My question is: when is the aprroximation of Hessian matrix $H=J^TJ$ reasonable?
One truth is that it is reasonable to approximate Hessian with first order derivatives (jacobian), i.e., $H=J^TJ$ when we are solving a non-linear least square problem (which is called Gauss-Newton method). In other words, that is the case when the cost function (energy function) is in quadratic form. This can be derived from Newton's method. See wiki: https://en.wikipedia.org/wiki/Gauss–Newton_algorithm
But is there any other cases when the aprroximation of Hessian matrix $H=J^TJ$ reasonable? Such as, for some of the general non-linear optimization problems?

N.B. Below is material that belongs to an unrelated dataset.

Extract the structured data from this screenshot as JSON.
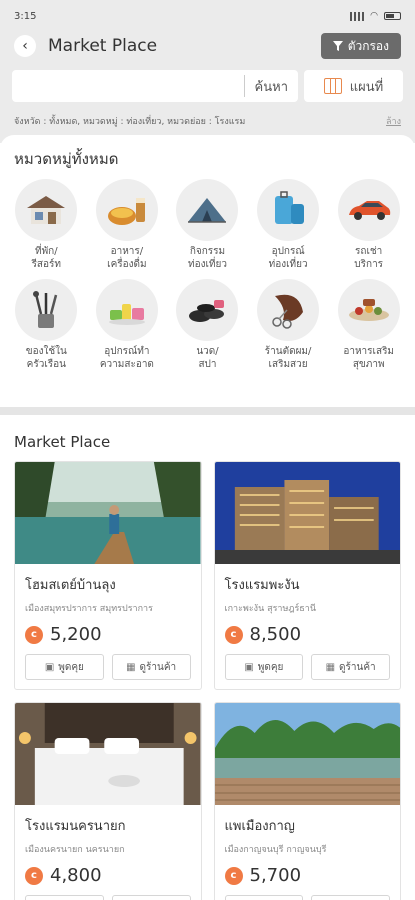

I have noticed that some papers (in the field of Computer Vision) used Gauss-Newton or Levenberg–Marquardt (L-M) algorithm to solve non-linear non-least-square (i.e. general non-linear optimization) problems. (Which, in fact, is using the approximation of $H=J^TJ$) But none of them have actually explained why it is reasonable.
I have used this strategy in my own research too, and the experiments proved it to be efficient. But still, I don't know how to justify the hessian approximation mathemetically. (And I was asked by a reviewer in my recent journal paper submission.)
So again, is there any hints about how to justify the aprroximation of Hessian matrix $H=J^TJ$ for some of the general non-linear optimization problems?
Thank you very much for your kind help!